Many game chefs prefer to slow-cook doves, often in a tomato-based sauce and then served over a starch such as soft, cheesy polenta or rice. I prefer the “fast and hot” method where the finished birds are crispy on the outside and a juicy medium-rare at the center of the breast. The cleaned and plucked birds may be pan-seared with a bit of olive oil over medium-high heat, cooked under a broiler or barbecued over a bed of smoky coals.
Sweet and Sour Doves
- 12-16 whole doves skin intact
- *** salt and pepper
- 2 tablespoons olive oil
- 4 garlic cloves minced
- 1/3 cup yellow onion finely diced
- 1/4 cup brown sugar
- 2 cups dry red wine
- 2 tablespoons balsamic vinegar or substitute red wine vinegar
- 1 cup beef broth
- 1 tablespoon Worcestershire sauce
- 3 tablespoons tomato purée
- 4 ounces chilled butter cut into 5 pieces
- Season doves with salt and pepper. Cover and refrigerate for 30 minutes. Meanwhile, heat olive oil in a medium sauce pan over medium-high heat. Add garlic and onion and sauté for 2 to 3 minutes. Add brown sugar and cook until sugar melts and turns to liquid. Add remaining ingredients except butter. Reduce contents by boiling, uncovered, until there is approximately 1 1/2 cups of liquid. Remove pan from heat and whisk in butter, one piece at a time until sauce is thickened.

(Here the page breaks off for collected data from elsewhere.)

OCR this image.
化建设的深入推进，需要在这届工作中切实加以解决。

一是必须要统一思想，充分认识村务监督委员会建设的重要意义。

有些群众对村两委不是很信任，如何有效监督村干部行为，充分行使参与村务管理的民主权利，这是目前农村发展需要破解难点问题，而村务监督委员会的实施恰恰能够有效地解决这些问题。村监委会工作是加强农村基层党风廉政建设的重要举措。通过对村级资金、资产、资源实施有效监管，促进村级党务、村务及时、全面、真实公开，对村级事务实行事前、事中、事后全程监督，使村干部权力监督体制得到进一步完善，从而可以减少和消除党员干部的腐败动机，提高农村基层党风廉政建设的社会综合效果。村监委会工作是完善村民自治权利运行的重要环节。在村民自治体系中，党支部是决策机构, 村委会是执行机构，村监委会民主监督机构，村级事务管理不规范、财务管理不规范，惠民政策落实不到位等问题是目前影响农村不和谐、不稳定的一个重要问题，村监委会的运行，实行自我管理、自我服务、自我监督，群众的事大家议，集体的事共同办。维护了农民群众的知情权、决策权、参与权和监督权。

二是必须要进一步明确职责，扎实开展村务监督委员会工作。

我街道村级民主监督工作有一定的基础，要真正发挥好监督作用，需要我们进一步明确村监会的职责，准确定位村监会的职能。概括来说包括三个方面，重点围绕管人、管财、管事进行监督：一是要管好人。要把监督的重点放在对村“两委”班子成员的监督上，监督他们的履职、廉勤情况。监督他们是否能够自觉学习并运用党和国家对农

- Baste doves briefly with sauce and cook to medium-rare. I prefer the barbecue method which takes approximately 5 to 7 minutes while turning occasionally over a medium-hot bed of coals. When cooked, spoon sauce over doves and serve with warm rice. If you need to reheat the sauce, do so over very low heat while stirring. Do not boil or the sauce will separate.